The defendants are also accused of making additional false claims that in "empirical testing and evaluation, the CTD-Mark I device has proved simple to use and extremely effective in relieving the symptoms of CTS." The indictment goes on to state that from 1995 through 1999, the defendants falsely reported information, ignored an FDA cease-and-desist letter, attempted to conceal their activities and even hid the devices. During this time, they sold these devices to health care providers, along with "instructional material" that included "recommended codes to use in billing health care benefit programs for the use of the CTD-Mark I in the treatment of carpal tunnel syndrome."

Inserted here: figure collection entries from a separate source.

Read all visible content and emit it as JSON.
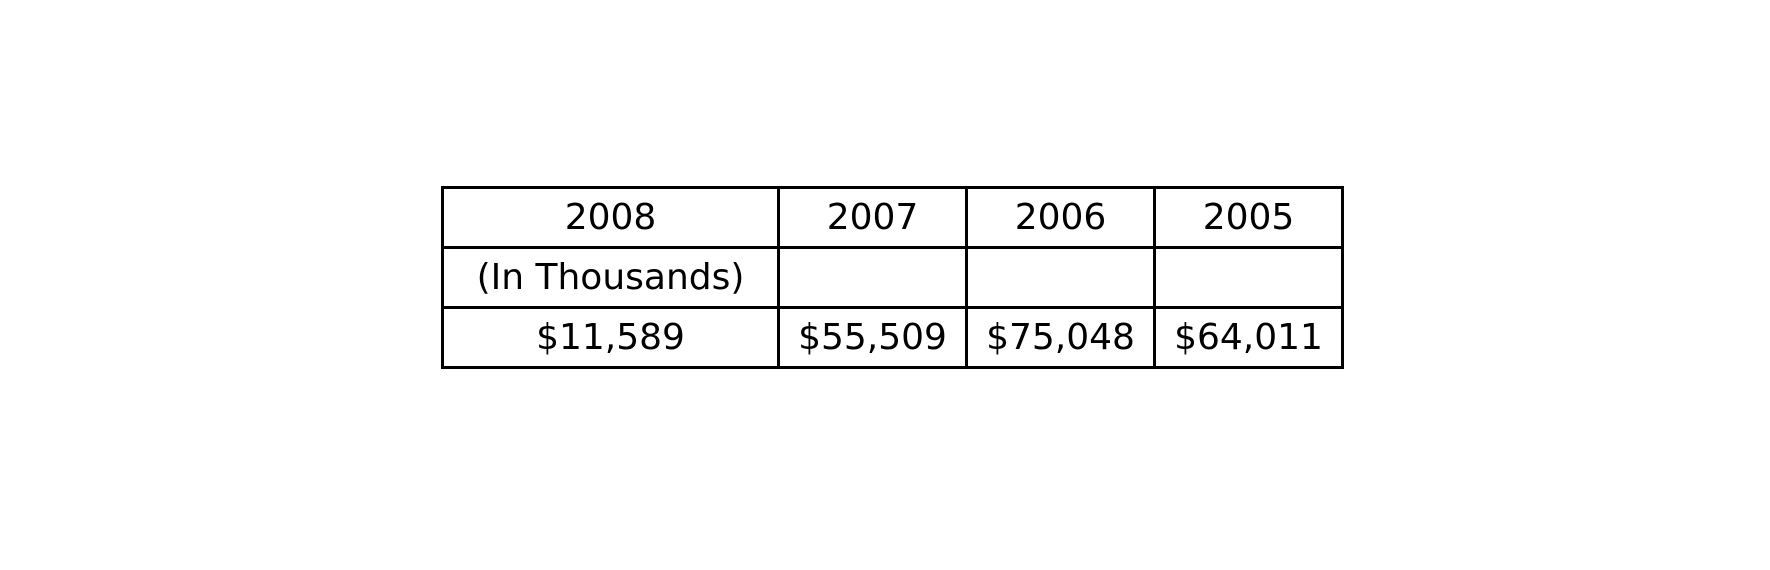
{
  "table": {
    "header": [
      "2008",
      "2007",
      "2006",
      "2005"
    ],
    "unit_row": [
      "(In Thousands)",
      "",
      "",
      ""
    ],
    "value_row": [
      "$11,589",
      "$55,509",
      "$75,048",
      "$64,011"
    ]
  }
}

While the U.S. Attorney's Office is aware of some of the "medical equipment consumers" who purchased the equipment, there were apparently many who purchased the devices over the four-year period. Unfortunately, many purchasers of the CTD-Mark I were doctors of chiropractic.
If convicted, the defendants face a maximum sentence of five years in prison on the conspiracy charge, three years in prison for each of the 17 adulterated device shipment counts, and five years in prison on each of the 17 mail fraud counts. The charges also carry possible aggregate fines into the millions of dollars.
This indictment is a dramatic reminder of the need to apply great diligence in assessing any device or product offered by a company that purports to benefit patients. As a standard operating procedure, doctors should request documentation of government authorization of the equipment and copies of viable scientific studies published in recognized research journals that attest to its effectiveness.